In this worldview, aggressive secularism and moralism go hand in hand with the reckless condemnation of whole groups and peoples. “White privilege,” for example, plays the same role that “kulaks,” Jews, and class enemies played in the totalitarian ideologies of the 20th century. (If the practice is not yet totalitarian, the theory most certainly is.) The deification of alleged “victims” and the demonization of the police and the majority population invites ostracism and “canceling” of many imperfect but decent people. Such acts of “woke” despotism are made possible by an arbitrary repudiation of common morality, religious humility, and the awareness of shared imperfection, all of which make repentance and forgiveness possible.

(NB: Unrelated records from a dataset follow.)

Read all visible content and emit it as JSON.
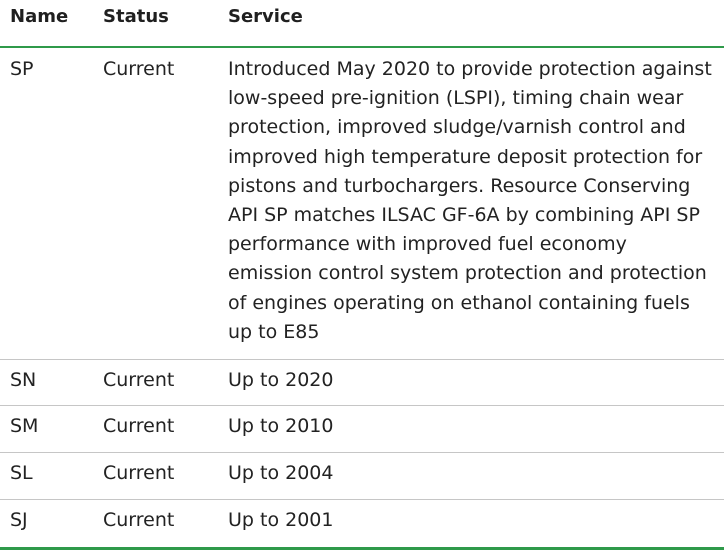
{
  "table": {
    "headers": {
      "name": "Name",
      "status": "Status",
      "service": "Service"
    },
    "rows": [
      {
        "name": "SP",
        "status": "Current",
        "service": "Introduced May 2020 to provide protection against low-speed pre-ignition (LSPI), timing chain wear protection, improved sludge/varnish control and improved high temperature deposit protection for pistons and turbochargers. Resource Conserving API SP matches ILSAC GF-6A by combining API SP performance with improved fuel economy emission control system protection and protection of engines operating on ethanol containing fuels up to E85"
      },
      {
        "name": "SN",
        "status": "Current",
        "service": "Up to 2020"
      },
      {
        "name": "SM",
        "status": "Current",
        "service": "Up to 2010"
      },
      {
        "name": "SL",
        "status": "Current",
        "service": "Up to 2004"
      },
      {
        "name": "SJ",
        "status": "Current",
        "service": "Up to 2001"
      }
    ]
  }
}
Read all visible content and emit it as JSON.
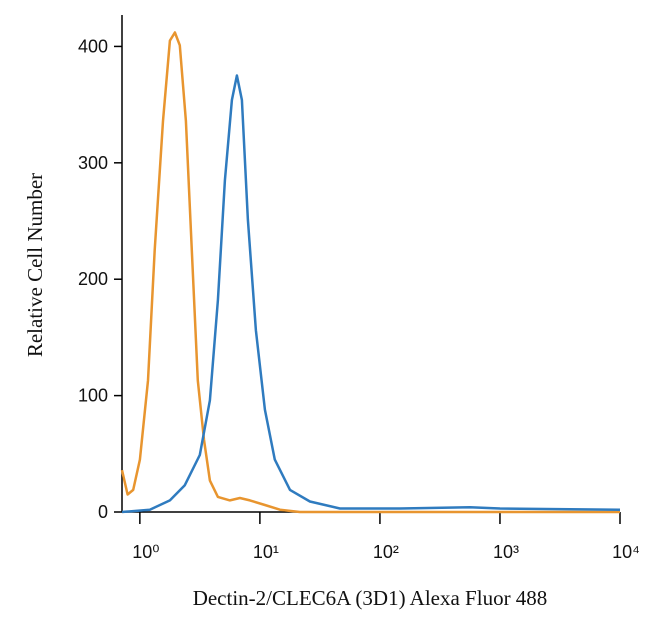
{
  "chart_data": {
    "type": "line",
    "x_label": "Dectin-2/CLEC6A (3D1) Alexa Fluor 488",
    "y_label": "Relative Cell Number",
    "x_scale": "log",
    "xlim": [
      0.71,
      10000
    ],
    "ylim": [
      0,
      427
    ],
    "xticks": [
      {
        "value": 1,
        "label": "10⁰"
      },
      {
        "value": 10,
        "label": "10¹"
      },
      {
        "value": 100,
        "label": "10²"
      },
      {
        "value": 1000,
        "label": "10³"
      },
      {
        "value": 10000,
        "label": "10⁴"
      }
    ],
    "yticks": [
      0,
      100,
      200,
      300,
      400
    ],
    "series": [
      {
        "color": "#e8952f",
        "x": [
          0.71,
          0.79,
          0.88,
          1,
          1.17,
          1.33,
          1.56,
          1.78,
          1.96,
          2.15,
          2.42,
          2.71,
          3.04,
          3.42,
          3.83,
          4.47,
          5.62,
          6.81,
          8.25,
          11,
          14.7,
          21.5,
          10000
        ],
        "values": [
          36,
          15,
          19,
          45,
          113,
          225,
          336,
          405,
          412,
          401,
          336,
          225,
          113,
          62,
          27,
          13,
          10,
          12,
          10,
          6,
          2,
          0,
          0
        ]
      },
      {
        "color": "#2f7bbf",
        "x": [
          0.71,
          1.21,
          1.78,
          2.37,
          3.16,
          3.83,
          4.47,
          5.11,
          5.84,
          6.43,
          7.08,
          7.94,
          9.26,
          11,
          13.3,
          17.8,
          26.1,
          46.4,
          147,
          562,
          1000,
          10000
        ],
        "values": [
          0,
          2,
          10,
          23,
          49,
          96,
          182,
          285,
          354,
          375,
          354,
          251,
          156,
          88,
          45,
          19,
          9,
          3,
          3,
          4,
          3,
          2
        ]
      }
    ]
  }
}
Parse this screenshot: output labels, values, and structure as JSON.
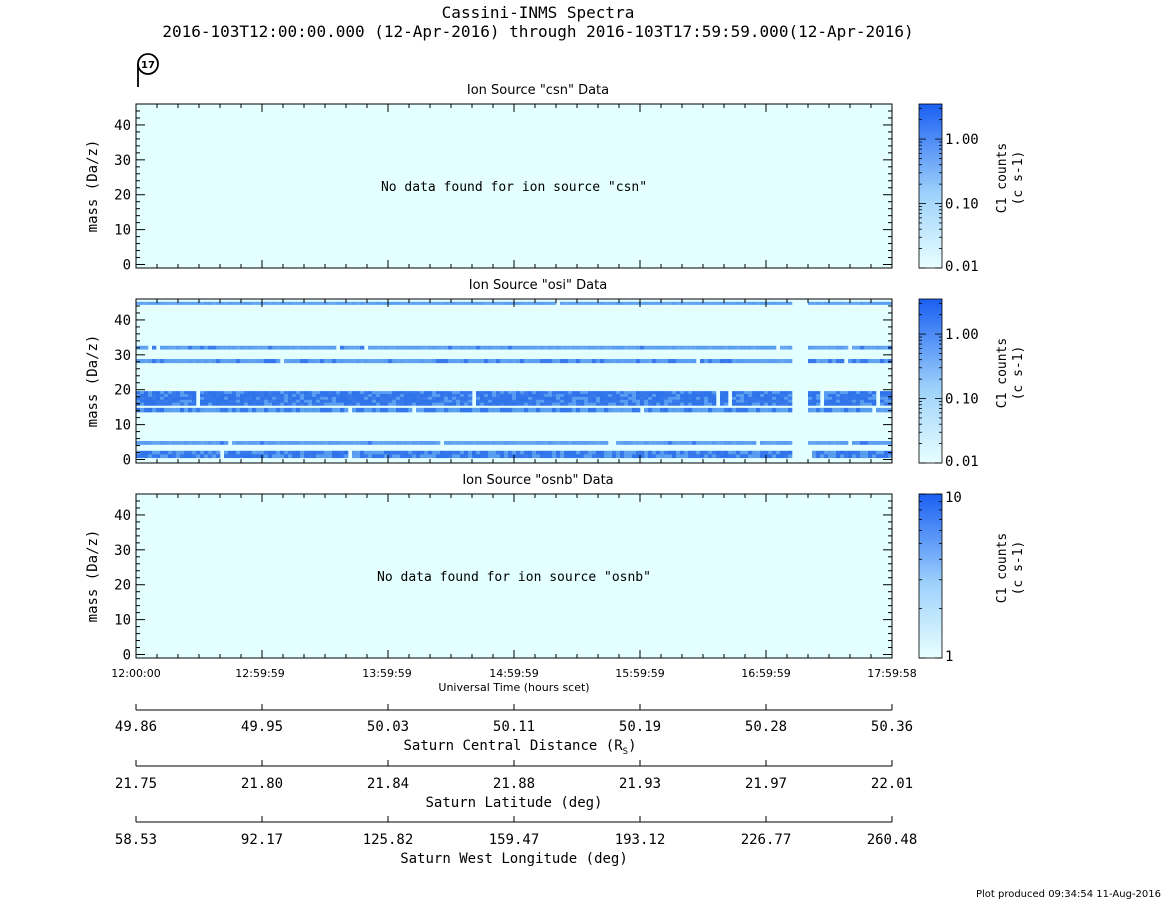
{
  "header": {
    "title": "Cassini-INMS Spectra",
    "subtitle": "2016-103T12:00:00.000 (12-Apr-2016) through 2016-103T17:59:59.000(12-Apr-2016)",
    "orbit_badge": "17"
  },
  "footer": {
    "produced": "Plot produced 09:34:54 11-Aug-2016"
  },
  "colors": {
    "background": "#e3ffff",
    "band_dark": "#2f73ea",
    "band_mid": "#4d95f0",
    "colorbar_top": "#1a5ff2",
    "colorbar_bottom": "#e8ffff",
    "axis": "#000000"
  },
  "chart_data": [
    {
      "type": "heatmap",
      "title": "Ion Source \"csn\" Data",
      "ylabel": "mass (Da/z)",
      "ylim": [
        -1,
        46
      ],
      "yticks": [
        "0",
        "10",
        "20",
        "30",
        "40"
      ],
      "empty_message": "No data found for ion source \"csn\"",
      "bands": [],
      "colorbar": {
        "label": "C1 counts",
        "units": "(c s-1)",
        "scale": "log",
        "range": [
          0.01,
          3.5
        ],
        "ticks": [
          "1.00",
          "0.10",
          "0.01"
        ],
        "tick_values": [
          1.0,
          0.1,
          0.01
        ]
      }
    },
    {
      "type": "heatmap",
      "title": "Ion Source \"osi\" Data",
      "ylabel": "mass (Da/z)",
      "ylim": [
        -1,
        46
      ],
      "yticks": [
        "0",
        "10",
        "20",
        "30",
        "40"
      ],
      "empty_message": "",
      "gap_hours": [
        [
          5.2,
          5.32
        ]
      ],
      "bands": [
        {
          "mass_low": 0.5,
          "mass_high": 2.5,
          "intensity": 0.9
        },
        {
          "mass_low": 4.3,
          "mass_high": 5.3,
          "intensity": 0.75
        },
        {
          "mass_low": 13.6,
          "mass_high": 14.8,
          "intensity": 0.85
        },
        {
          "mass_low": 15.5,
          "mass_high": 19.6,
          "intensity": 0.95
        },
        {
          "mass_low": 27.7,
          "mass_high": 28.8,
          "intensity": 0.8
        },
        {
          "mass_low": 31.6,
          "mass_high": 32.6,
          "intensity": 0.75
        },
        {
          "mass_low": 44.4,
          "mass_high": 45.2,
          "intensity": 0.7
        }
      ],
      "colorbar": {
        "label": "C1 counts",
        "units": "(c s-1)",
        "scale": "log",
        "range": [
          0.01,
          3.5
        ],
        "ticks": [
          "1.00",
          "0.10",
          "0.01"
        ],
        "tick_values": [
          1.0,
          0.1,
          0.01
        ]
      }
    },
    {
      "type": "heatmap",
      "title": "Ion Source \"osnb\" Data",
      "ylabel": "mass (Da/z)",
      "ylim": [
        -1,
        46
      ],
      "yticks": [
        "0",
        "10",
        "20",
        "30",
        "40"
      ],
      "empty_message": "No data found for ion source \"osnb\"",
      "bands": [],
      "colorbar": {
        "label": "C1 counts",
        "units": "(c s-1)",
        "scale": "log",
        "range": [
          1,
          10
        ],
        "ticks": [
          "10",
          "1"
        ],
        "tick_values": [
          10,
          1
        ]
      }
    }
  ],
  "time_axis": {
    "label": "Universal Time (hours scet)",
    "ticks": [
      "12:00:00",
      "12:59:59",
      "13:59:59",
      "14:59:59",
      "15:59:59",
      "16:59:59",
      "17:59:58"
    ]
  },
  "ephemeris_axes": [
    {
      "label": "Saturn Central Distance (R",
      "label_sub": "S",
      "label_end": ")",
      "ticks": [
        "49.86",
        "49.95",
        "50.03",
        "50.11",
        "50.19",
        "50.28",
        "50.36"
      ]
    },
    {
      "label": "Saturn Latitude (deg)",
      "label_sub": "",
      "label_end": "",
      "ticks": [
        "21.75",
        "21.80",
        "21.84",
        "21.88",
        "21.93",
        "21.97",
        "22.01"
      ]
    },
    {
      "label": "Saturn West Longitude (deg)",
      "label_sub": "",
      "label_end": "",
      "ticks": [
        "58.53",
        "92.17",
        "125.82",
        "159.47",
        "193.12",
        "226.77",
        "260.48"
      ]
    }
  ]
}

It is no accident, as the Marxists used to say, that the anarchists and proto-totalitarians among us in Antifa and Black Lives Matter (the movement, not necessarily the slogan) mock biblical religion, common morality, and the traditional family. BLM’s statement of purpose is a series of aggressive and predictable ideological clichés, rooted in a blatant repudiation of the moral and religious heritage of the West. These self-proclaimed “trained Marxists” do more than speak a wooden ideological language. Their adherents publicly assault innocents, burn Bibles, attack statues of historical figures and religious icons, and publicly display guillotines—guillotines!— while swarming the homes of prominent Americans, including liberals, whom they seek to threaten and humiliate. Politicians, corporations, and churchmen shamelessly apologize for, and even underwrite, these repulsive revolutionaries. Such self-destructive indulgence of totalitarian nihilism is evidence of just how deep our current crisis has become.
A word to the wise. A civilization that vilifies and dismisses religion and traditional morality would be a dark one—in truth, it would be no civilization at all. In “The American Commonwealth”—an 1888 book that ranks an honorable second place behind Tocqueville’s as the most thoughtful, penetrating, and morally serious guide to the considerable strengths but also the weaknesses of, and threats to, the integrity of American democracy—James Bryce imagines a democratic civilization without religion. He reminds us that religion has exerted a “stimulating presence on the thought and imagination” of even unbelievers, and he wonders if “social polity” would become unstable, and morality diffused and threatened, in a world where human beings “cease to believe that there was any power above them, any future before them, anything in heaven and earth but what their senses told them.” Bryce could not imagine civilized liberty (or human existence more broadly) without a healthy deference to religion and moral conscience informed by it.
Nothing in our recent experience suggests that he was wrong.